Just trying to fill in some time ......

I have a quadrant with a radius of 6m, which contains two non overlapping half circles. One half circle with a radius of 3m adjoins the horizontal leg of the Quadrant, and the other half circle adjoins the vertical leg of the Quadrant, but starts at the top of the leg and we currently do not know its radius. I am trying to find the balance of the area remaining within the quadrant after calculating the Area of the two half circles.

Briefly speaking:
Step 1. Calculate the Area of the Quadrant

= (Pi()*6^2)/4)

Step 2. Calculate the area of the HC1 circle (the half circle adjoining the horizontal leg)

 =(Pi()*3^2)/2)

Step 3. Calculate the area of the HC2 circle (the half circle adjoining the vertical leg)
' This is where it gets a little messy. I created a triangle from the center point of the Quadrant to the mid point of HC1 to the mid point of HC2 and returning to the center point of the Quadrant. From this I calculated the length of the upright leg of the triangle and thus the radius of the HC2 circle.

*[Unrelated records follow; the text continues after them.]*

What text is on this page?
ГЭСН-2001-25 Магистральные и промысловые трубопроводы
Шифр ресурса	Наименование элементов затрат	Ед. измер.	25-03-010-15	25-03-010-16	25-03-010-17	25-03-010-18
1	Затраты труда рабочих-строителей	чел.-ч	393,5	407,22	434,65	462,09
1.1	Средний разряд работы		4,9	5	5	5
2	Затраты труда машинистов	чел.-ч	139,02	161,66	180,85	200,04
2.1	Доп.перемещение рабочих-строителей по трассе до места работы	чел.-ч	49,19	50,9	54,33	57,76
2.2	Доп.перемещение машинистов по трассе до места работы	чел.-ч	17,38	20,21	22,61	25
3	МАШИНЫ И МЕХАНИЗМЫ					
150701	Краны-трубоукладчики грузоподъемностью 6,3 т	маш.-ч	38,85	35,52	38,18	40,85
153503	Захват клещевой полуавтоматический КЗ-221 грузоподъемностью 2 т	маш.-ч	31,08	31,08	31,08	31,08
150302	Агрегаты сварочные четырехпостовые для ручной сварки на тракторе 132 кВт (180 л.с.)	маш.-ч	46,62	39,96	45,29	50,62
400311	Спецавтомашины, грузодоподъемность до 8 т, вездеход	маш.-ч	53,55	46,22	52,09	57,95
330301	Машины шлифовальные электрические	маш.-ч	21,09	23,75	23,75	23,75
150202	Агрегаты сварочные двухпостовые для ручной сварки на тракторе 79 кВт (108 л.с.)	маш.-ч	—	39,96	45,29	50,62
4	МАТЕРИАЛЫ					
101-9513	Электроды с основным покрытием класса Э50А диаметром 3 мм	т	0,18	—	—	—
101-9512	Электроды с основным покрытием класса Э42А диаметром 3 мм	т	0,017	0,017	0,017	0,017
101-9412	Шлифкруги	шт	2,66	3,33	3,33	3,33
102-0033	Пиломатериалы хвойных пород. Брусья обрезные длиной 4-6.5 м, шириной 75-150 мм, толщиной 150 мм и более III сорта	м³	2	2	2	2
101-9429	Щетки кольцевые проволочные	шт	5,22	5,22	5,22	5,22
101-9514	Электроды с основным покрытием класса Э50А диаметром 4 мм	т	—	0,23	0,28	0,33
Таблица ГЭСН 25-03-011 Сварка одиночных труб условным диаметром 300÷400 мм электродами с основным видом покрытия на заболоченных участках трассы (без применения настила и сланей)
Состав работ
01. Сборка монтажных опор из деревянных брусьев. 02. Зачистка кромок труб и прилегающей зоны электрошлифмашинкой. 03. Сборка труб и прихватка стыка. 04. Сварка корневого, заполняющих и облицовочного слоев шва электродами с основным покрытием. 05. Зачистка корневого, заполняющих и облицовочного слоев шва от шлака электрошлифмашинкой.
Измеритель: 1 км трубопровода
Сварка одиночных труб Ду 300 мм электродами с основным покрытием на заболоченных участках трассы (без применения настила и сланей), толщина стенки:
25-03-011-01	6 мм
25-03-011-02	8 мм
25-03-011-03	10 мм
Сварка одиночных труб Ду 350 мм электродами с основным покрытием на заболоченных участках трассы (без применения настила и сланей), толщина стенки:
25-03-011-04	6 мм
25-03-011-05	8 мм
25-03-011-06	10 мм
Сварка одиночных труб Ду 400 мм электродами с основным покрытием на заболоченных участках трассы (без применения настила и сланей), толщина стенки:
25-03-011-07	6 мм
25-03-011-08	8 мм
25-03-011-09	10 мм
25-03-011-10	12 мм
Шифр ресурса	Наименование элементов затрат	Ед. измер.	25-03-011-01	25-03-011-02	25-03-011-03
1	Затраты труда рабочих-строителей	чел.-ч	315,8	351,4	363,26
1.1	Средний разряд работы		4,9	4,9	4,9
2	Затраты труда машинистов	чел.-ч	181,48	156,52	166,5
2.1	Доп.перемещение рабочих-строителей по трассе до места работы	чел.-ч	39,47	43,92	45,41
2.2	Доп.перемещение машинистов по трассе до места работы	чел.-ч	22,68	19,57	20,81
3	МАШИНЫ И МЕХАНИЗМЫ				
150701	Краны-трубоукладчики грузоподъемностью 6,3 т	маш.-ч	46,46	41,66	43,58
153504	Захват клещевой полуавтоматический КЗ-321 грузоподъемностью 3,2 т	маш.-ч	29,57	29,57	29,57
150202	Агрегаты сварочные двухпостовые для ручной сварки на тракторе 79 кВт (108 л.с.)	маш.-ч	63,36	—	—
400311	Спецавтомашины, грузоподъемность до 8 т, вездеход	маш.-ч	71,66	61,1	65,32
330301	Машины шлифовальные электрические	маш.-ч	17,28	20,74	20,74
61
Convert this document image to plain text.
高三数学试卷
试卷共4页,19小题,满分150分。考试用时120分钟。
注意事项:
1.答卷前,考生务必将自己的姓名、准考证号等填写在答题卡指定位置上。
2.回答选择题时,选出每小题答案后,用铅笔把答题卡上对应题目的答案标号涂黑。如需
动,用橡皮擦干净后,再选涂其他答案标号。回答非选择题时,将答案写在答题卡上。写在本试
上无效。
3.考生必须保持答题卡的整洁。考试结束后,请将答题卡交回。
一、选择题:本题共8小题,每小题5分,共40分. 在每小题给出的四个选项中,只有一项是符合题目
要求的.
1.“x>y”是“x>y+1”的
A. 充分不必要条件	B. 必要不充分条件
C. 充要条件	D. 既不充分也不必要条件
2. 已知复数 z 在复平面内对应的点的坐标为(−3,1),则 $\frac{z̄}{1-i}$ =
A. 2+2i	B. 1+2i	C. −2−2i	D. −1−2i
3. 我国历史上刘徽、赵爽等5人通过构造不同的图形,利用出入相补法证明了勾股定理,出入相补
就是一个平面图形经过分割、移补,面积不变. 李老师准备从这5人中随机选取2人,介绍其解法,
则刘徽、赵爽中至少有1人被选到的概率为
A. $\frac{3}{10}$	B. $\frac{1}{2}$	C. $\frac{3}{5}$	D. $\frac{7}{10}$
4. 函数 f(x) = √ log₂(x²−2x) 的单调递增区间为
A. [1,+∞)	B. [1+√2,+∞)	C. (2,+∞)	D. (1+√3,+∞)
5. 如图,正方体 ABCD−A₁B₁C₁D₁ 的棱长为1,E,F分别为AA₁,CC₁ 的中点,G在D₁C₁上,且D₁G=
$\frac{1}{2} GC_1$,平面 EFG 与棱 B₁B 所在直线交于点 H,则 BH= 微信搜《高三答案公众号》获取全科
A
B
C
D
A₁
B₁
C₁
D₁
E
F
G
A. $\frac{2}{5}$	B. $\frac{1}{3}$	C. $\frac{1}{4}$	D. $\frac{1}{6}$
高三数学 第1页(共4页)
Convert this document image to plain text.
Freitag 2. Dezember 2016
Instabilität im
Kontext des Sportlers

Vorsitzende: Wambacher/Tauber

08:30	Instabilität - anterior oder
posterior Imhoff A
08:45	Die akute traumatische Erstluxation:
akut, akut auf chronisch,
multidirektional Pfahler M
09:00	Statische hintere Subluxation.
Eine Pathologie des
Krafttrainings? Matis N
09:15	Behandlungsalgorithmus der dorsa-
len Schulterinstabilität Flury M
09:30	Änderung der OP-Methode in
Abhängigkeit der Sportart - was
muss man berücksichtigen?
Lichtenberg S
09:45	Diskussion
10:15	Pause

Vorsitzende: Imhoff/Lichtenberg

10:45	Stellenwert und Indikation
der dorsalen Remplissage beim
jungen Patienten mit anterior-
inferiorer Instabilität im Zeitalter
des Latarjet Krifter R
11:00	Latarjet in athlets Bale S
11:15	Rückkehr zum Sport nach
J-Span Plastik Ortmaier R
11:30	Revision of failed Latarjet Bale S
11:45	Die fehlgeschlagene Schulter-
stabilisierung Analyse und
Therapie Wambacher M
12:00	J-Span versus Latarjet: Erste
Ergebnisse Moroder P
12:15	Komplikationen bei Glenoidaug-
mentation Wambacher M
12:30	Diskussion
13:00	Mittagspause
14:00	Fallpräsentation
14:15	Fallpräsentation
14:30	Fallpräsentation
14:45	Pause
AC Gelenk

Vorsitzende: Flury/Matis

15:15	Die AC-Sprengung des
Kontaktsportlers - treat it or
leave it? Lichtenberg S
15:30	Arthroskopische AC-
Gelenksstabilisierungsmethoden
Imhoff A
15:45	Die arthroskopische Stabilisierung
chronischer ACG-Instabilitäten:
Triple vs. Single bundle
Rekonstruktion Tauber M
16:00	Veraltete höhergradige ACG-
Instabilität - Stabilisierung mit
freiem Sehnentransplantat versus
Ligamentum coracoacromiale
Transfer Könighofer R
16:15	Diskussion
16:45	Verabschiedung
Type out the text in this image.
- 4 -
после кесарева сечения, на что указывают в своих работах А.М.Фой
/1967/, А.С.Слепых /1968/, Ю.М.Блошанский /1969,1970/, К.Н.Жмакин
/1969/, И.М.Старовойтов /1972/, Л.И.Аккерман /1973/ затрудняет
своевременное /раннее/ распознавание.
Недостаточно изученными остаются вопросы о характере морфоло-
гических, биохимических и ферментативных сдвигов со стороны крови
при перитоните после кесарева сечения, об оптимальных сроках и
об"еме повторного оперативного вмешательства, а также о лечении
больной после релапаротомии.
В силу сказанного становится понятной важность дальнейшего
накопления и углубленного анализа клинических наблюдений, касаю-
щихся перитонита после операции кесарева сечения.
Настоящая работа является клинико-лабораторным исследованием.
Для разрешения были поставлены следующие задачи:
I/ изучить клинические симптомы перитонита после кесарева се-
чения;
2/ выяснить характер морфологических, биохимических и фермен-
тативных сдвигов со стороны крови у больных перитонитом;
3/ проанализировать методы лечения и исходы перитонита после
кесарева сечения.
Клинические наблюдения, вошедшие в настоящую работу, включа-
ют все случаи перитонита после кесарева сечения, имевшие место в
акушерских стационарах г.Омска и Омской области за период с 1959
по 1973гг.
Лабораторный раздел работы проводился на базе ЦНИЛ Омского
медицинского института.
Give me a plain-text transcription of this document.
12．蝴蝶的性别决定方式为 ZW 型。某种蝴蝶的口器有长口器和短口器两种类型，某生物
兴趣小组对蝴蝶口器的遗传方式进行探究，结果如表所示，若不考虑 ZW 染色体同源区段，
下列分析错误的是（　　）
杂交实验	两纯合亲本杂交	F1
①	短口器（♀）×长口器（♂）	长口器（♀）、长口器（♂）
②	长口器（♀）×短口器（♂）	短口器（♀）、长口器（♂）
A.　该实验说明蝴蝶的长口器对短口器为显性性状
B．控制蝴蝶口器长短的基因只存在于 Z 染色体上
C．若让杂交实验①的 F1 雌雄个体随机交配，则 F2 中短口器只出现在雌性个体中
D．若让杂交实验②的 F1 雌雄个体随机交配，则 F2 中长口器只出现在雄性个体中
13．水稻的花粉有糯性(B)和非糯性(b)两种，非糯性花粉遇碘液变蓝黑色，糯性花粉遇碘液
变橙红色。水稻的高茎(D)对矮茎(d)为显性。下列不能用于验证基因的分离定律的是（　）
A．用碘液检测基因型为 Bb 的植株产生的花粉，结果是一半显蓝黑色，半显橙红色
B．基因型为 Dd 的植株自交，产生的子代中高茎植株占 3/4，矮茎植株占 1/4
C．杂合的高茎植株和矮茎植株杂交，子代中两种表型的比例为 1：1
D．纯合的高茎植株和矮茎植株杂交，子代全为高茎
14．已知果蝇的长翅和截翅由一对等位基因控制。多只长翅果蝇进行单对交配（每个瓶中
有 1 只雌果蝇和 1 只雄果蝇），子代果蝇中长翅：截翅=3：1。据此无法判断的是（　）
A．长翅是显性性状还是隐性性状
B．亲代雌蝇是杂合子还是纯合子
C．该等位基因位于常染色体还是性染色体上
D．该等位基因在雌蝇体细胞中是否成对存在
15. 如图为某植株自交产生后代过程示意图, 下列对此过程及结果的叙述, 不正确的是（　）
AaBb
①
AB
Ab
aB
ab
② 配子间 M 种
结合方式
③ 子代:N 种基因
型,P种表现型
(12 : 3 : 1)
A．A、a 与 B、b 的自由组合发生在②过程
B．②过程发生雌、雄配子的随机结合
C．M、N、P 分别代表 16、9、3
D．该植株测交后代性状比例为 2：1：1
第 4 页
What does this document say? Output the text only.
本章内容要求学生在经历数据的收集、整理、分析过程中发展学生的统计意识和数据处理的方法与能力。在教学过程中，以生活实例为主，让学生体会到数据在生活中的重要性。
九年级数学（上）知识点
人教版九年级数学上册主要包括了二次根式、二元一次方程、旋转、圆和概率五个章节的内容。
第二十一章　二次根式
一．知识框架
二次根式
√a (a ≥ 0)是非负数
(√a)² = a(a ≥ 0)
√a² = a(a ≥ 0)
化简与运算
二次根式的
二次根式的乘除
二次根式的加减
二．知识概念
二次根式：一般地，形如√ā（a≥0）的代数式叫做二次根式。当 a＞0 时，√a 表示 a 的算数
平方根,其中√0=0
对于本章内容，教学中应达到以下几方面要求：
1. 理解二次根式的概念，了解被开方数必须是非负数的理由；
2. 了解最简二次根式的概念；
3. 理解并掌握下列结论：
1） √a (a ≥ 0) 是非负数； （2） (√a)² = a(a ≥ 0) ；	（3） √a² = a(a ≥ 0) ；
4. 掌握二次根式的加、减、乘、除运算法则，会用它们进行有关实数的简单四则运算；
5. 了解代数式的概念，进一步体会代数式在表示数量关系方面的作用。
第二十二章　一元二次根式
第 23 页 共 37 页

Step 4. Area remaining = Area of Quadrant -(Sum(HC1 Area & Hc2 Area).

Providing i got that right (and its up for debate), I decided to push on and attempt to construct a Function.

Function CalculateQuadrantRemainingArea(QuadrantRadius As Double, HalfCircle1Radius As Double) As Double
    ' Calculates the remaining area of a quadrant with two non-overlapping half-circles.
    ' Half-circle 1 (HC1) is on the horizontal leg from the origin.
    ' Half-circle 2 (HC2) is on the vertical leg from the top of the quadrant.
    Const PI As Double = 3.14159265358979 
    Dim AreaQuadrant As Double
    Dim AreaHC1 As Double
    Dim RadiusHC2 As Double
    Dim AreaHC2 As Double
    Dim RemainingArea As Double
    ' Input validation (optional but recommended)
    If QuadrantRadius <= 0 Or HalfCircle1Radius <= 0 Then
        CalculateQuadrantRemainingArea = CVErr(xlErrValue) 
        ' Return #VALUE! error for invalid input
        Exit Function
    End If
    If HalfCircle1Radius > QuadrantRadius / 2 Then
        ' This scenario implies HC1 diameter is larger than the quadrant radius or it cannot fit fully on the leg from the origin.
        CalculateQuadrantRemainingArea = CVErr(xlErrValue) 
        ' Indicate an impossible scenario
        Exit Function
    End If
    ' Step 1: Calculate the area of the quadrant
    AreaQuadrant = (1 / 4) * PI * (QuadrantRadius ^ 2)
    ' Step 2: Calculate the area of the first half-circle (HC1)
    ' Assuming its diameter spans 2 * HalfCircle1Radius along the leg.
    AreaHC1 = (1 / 2) * PI * (HalfCircle1Radius ^ 2)
    ' Step 3: Determine the radius of the second half-circle (HC2)
    ' Using the non-overlapping (tangency) condition
    ' (r2^2 - 12r2 + 45 = 9 + 6r2 + r2^2) simplifies to 36 = 18r2 --> r2 = 2
    ' In the general case, where C1=(r1,0) and C2=(0,R-r2), we solve:
    ' Sqrt(r1^2 + (R-r2)^2) = r1 + r2
    ' r1^2 + (R-r2)^2 = (r1+r2)^2
    ' r1^2 + R^2 - 2*R*r2 + r2^2 = r1^2 + 2*r1*r2 + r2^2
    ' R^2 - 2*R*r2 = 2*r1*r2
    ' R^2 = 2*R*r2 + 2*r1*r2
    ' R^2 = r2 * (2R + 2r1)
    ' r2 = R^2 / (2 * (R + r1))
    RadiusHC2 = (QuadrantRadius ^ 2) / (2 * (QuadrantRadius + HalfCircle1Radius))
    ' Step 4: Calculate the area of the second half-circle (HC2)
    AreaHC2 = (1 / 2) * PI * (RadiusHC2 ^ 2)
    ' Step 5: Calculate the Remaining Area
    RemainingArea = AreaQuadrant - AreaHC1 - AreaHC2
    CalculateQuadrantRemainingArea = RemainingArea
End Function